Cyprus will not accept a bailout from international lenders if it involves privatisations and social welfare cuts, President Demetris Christofias said yesterday (3 October), with the indebted government that holds the rotating EU presidency set to propose alternative savings.
Setting the tone for tough negotiations with lenders, Christofias said he would never sign a bailout deal which called for the sell-off of profitable state-owned enterprises, or which would abolish inflation-linked salary increments.
It was the first time Christofias – a Soviet-educated communist – explicitly ruled out lending proposals as they presently stand, though officials have frequently said they considered the proposals non-binding and "building blocks" towards a deal.
A draft economic adjustment programme prepared by the European Commission, the European Central Bank and the International Monetary Fund and submitted to Cyprus in July called, among other things, for ending wage indexation and embarking on a privatisation programme.
"We aren't just saying ‘no' to them," Christofias told Greek state broadcaster NET in an interview. "We are giving them counterproposals.

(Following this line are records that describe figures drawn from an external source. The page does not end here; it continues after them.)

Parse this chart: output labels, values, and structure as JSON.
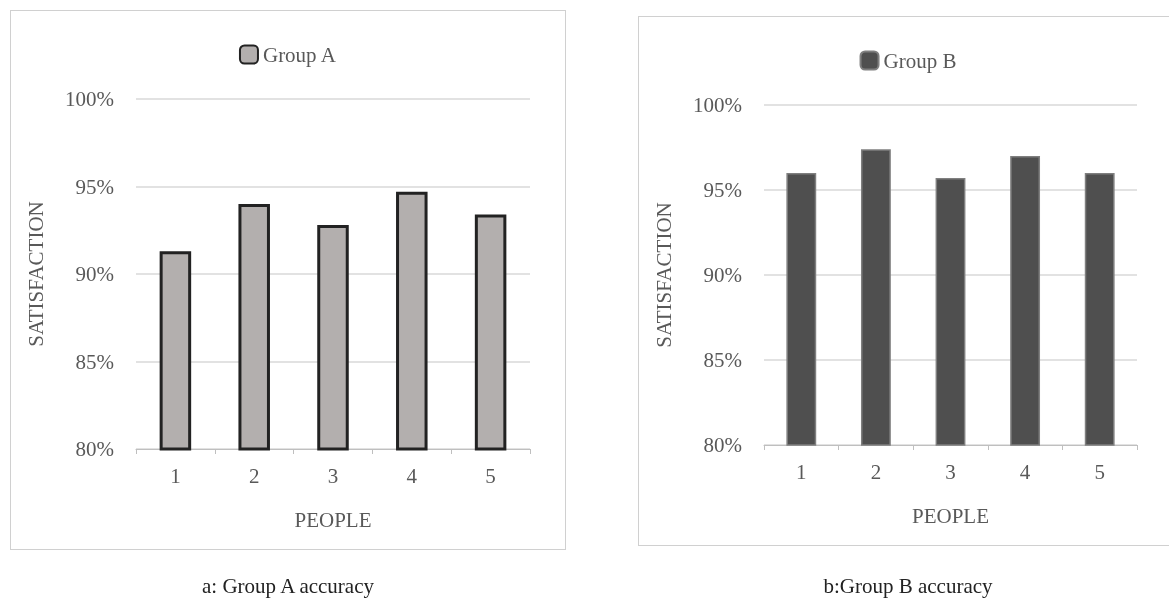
{
  "chart_data": [
    {
      "type": "bar",
      "categories": [
        "1",
        "2",
        "3",
        "4",
        "5"
      ],
      "xlabel": "PEOPLE",
      "ylabel": "SATISFACTION",
      "series": [
        {
          "name": "Group A",
          "color": "#b3afae",
          "values": [
            91.3,
            94.0,
            92.8,
            94.7,
            93.4
          ]
        }
      ],
      "ylim": [
        80,
        100
      ],
      "yticks": [
        {
          "value": 80,
          "label": "80%"
        },
        {
          "value": 85,
          "label": "85%"
        },
        {
          "value": 90,
          "label": "90%"
        },
        {
          "value": 95,
          "label": "95%"
        },
        {
          "value": 100,
          "label": "100%"
        }
      ],
      "grid": "y",
      "legend": "top",
      "annotations": [
        "a: Group A accuracy"
      ]
    },
    {
      "type": "bar",
      "categories": [
        "1",
        "2",
        "3",
        "4",
        "5"
      ],
      "xlabel": "PEOPLE",
      "ylabel": "SATISFACTION",
      "series": [
        {
          "name": "Group B",
          "color": "#4f4f4f",
          "values": [
            96.0,
            97.4,
            95.7,
            97.0,
            96.0
          ]
        }
      ],
      "ylim": [
        80,
        100
      ],
      "yticks": [
        {
          "value": 80,
          "label": "80%"
        },
        {
          "value": 85,
          "label": "85%"
        },
        {
          "value": 90,
          "label": "90%"
        },
        {
          "value": 95,
          "label": "95%"
        },
        {
          "value": 100,
          "label": "100%"
        }
      ],
      "grid": "y",
      "legend": "top",
      "annotations": [
        "b:Group B accuracy"
      ]
    }
  ]
}
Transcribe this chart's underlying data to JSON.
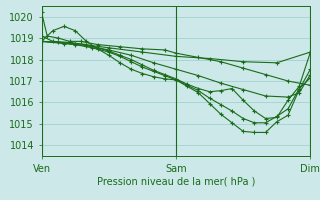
{
  "title": "Pression niveau de la mer( hPa )",
  "ylabel_ticks": [
    1014,
    1015,
    1016,
    1017,
    1018,
    1019,
    1020
  ],
  "ylim": [
    1013.5,
    1020.5
  ],
  "xlim": [
    0,
    48
  ],
  "xtick_positions": [
    0,
    24,
    48
  ],
  "xtick_labels": [
    "Ven",
    "Sam",
    "Dim"
  ],
  "bg_color": "#cce8e8",
  "grid_color": "#99cccc",
  "line_color": "#1a6b1a",
  "series": [
    [
      0,
      1020.2,
      1,
      1019.1,
      3,
      1019.0,
      5,
      1018.85,
      7,
      1018.85,
      10,
      1018.7,
      14,
      1018.6,
      18,
      1018.5,
      22,
      1018.45,
      24,
      1018.3,
      28,
      1018.1,
      32,
      1017.9,
      36,
      1017.6,
      40,
      1017.3,
      44,
      1017.0,
      48,
      1016.8
    ],
    [
      0,
      1018.85,
      2,
      1019.35,
      4,
      1019.55,
      6,
      1019.35,
      8,
      1018.85,
      10,
      1018.5,
      12,
      1018.2,
      14,
      1017.85,
      16,
      1017.55,
      18,
      1017.35,
      20,
      1017.2,
      22,
      1017.1,
      24,
      1017.05,
      26,
      1016.75,
      28,
      1016.45,
      30,
      1015.95,
      32,
      1015.45,
      34,
      1015.05,
      36,
      1014.65,
      38,
      1014.6,
      40,
      1014.6,
      42,
      1015.1,
      44,
      1015.4,
      46,
      1016.6,
      48,
      1017.55
    ],
    [
      0,
      1018.85,
      3,
      1018.8,
      6,
      1018.7,
      9,
      1018.55,
      12,
      1018.35,
      14,
      1018.15,
      16,
      1017.9,
      18,
      1017.65,
      20,
      1017.45,
      22,
      1017.25,
      24,
      1017.05,
      26,
      1016.8,
      28,
      1016.55,
      30,
      1016.2,
      32,
      1015.9,
      34,
      1015.6,
      36,
      1015.25,
      38,
      1015.05,
      40,
      1015.05,
      42,
      1015.35,
      44,
      1015.7,
      46,
      1016.65,
      48,
      1017.15
    ],
    [
      0,
      1018.85,
      4,
      1018.75,
      8,
      1018.65,
      12,
      1018.45,
      16,
      1018.2,
      20,
      1017.85,
      24,
      1017.55,
      28,
      1017.25,
      32,
      1016.9,
      36,
      1016.6,
      40,
      1016.3,
      44,
      1016.25,
      46,
      1016.45,
      48,
      1017.3
    ],
    [
      0,
      1018.85,
      6,
      1018.75,
      12,
      1018.55,
      18,
      1018.35,
      24,
      1018.15,
      30,
      1018.05,
      36,
      1017.9,
      42,
      1017.85,
      48,
      1018.35
    ],
    [
      0,
      1019.1,
      2,
      1018.85,
      5,
      1018.8,
      8,
      1018.7,
      10,
      1018.55,
      12,
      1018.4,
      14,
      1018.2,
      16,
      1018.0,
      18,
      1017.75,
      20,
      1017.5,
      22,
      1017.3,
      24,
      1017.1,
      26,
      1016.85,
      28,
      1016.65,
      30,
      1016.5,
      32,
      1016.55,
      34,
      1016.65,
      36,
      1016.1,
      38,
      1015.6,
      40,
      1015.25,
      42,
      1015.3,
      44,
      1016.1,
      46,
      1016.75,
      48,
      1018.35
    ]
  ],
  "marker": "+",
  "markersize": 3,
  "linewidth": 0.8
}
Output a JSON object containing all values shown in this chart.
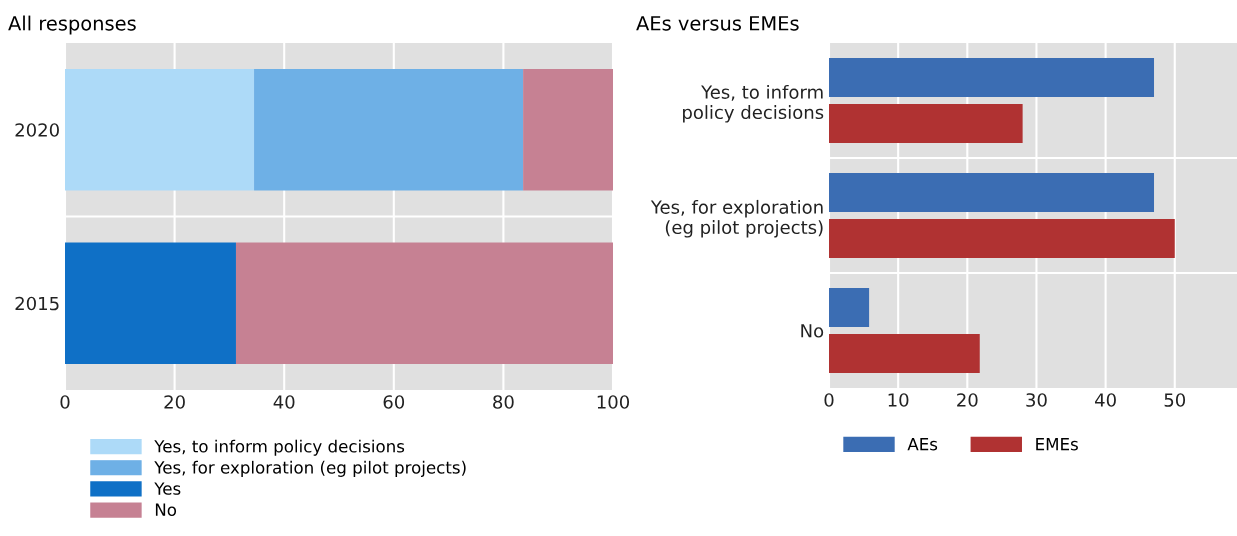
{
  "chart_data": [
    {
      "type": "bar",
      "title": "All responses",
      "orientation": "horizontal",
      "stacked": true,
      "categories": [
        "2020",
        "2015"
      ],
      "xlim": [
        0,
        100
      ],
      "xticks": [
        0,
        20,
        40,
        60,
        80,
        100
      ],
      "grid": "x",
      "legend": "bottom",
      "series": [
        {
          "name": "Yes, to inform policy decisions",
          "color": "#addaf8",
          "values": [
            34.5,
            null
          ]
        },
        {
          "name": "Yes, for exploration (eg pilot projects)",
          "color": "#6eb0e6",
          "values": [
            49.1,
            null
          ]
        },
        {
          "name": "Yes",
          "color": "#0f70c6",
          "values": [
            null,
            31.2
          ]
        },
        {
          "name": "No",
          "color": "#c68193",
          "values": [
            16.4,
            68.8
          ]
        }
      ]
    },
    {
      "type": "bar",
      "title": "AEs versus EMEs",
      "orientation": "horizontal",
      "categories": [
        "Yes, to inform\npolicy decisions",
        "Yes, for exploration\n(eg pilot projects)",
        "No"
      ],
      "xlim": [
        0,
        59
      ],
      "xticks": [
        0,
        10,
        20,
        30,
        40,
        50
      ],
      "grid": "x",
      "legend": "bottom",
      "series": [
        {
          "name": "AEs",
          "color": "#3b6db3",
          "values": [
            47.0,
            47.0,
            5.8
          ]
        },
        {
          "name": "EMEs",
          "color": "#b03232",
          "values": [
            28.0,
            50.0,
            21.8
          ]
        }
      ]
    }
  ]
}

They are being prepared, we are in the very final stages and which will provide for as much in savings as they [the troika) wants," he said.
Cyprus sought aid in June after its two largest banks suffered huge losses on their exposure to Greece, forcing them to turn to the government for aid.
The island, shut out of capital markets for 15 months and wrestling with its own fiscal imbalances and its first recession in almost 40 years, applied for a comprehensive bailout.
Wary at Greek experience
Cypriot officials have frequently been critical of the bailout conditions imposed on Greece, and the island's ruling communist party has said an exit from the eurozone could even be considered if their terms were too harsh.
"This neo-liberal method of dealing [with the crisis] is bankrupt," Christofias said, referring to Greece. "Its a vicious cycle, a Sisyphean task."
He also took aim at a perception southerners were too laid back. "As Cypriots we consider this an insult. We re-built Cyprus in three or four years after losing 70% of our economy," he said, referring to a war in 1974 which split the island into two and displaced thousands (see background).
Cyprus is the third-smallest nation in the 17 member eurozone. The bailout amount has not been defined, but Russia, a close business and political ally, last week said Cyprus required €15 billion from the EU.
Nicosia has also sought a €5 billion bilateral loan from Moscow. Russian Finance Minister Anton Siluanov said on 28 September his country would “coordinate” its aid to Cyprus with the EU.
The ministerial cabinet was preparing count-proposals and Christofias was scheduled to meet party leaders on Friday for further discussions.
Scrapping wage indexation and halting payment of year-end bonuses in the broad public sector is unlikely to go down well with a highly unionised workforce, particularly ahead of a general election in February 2013.
Christofias, elected in 2008 and with close ties to labour unions, has said he does not plan to seek a second term.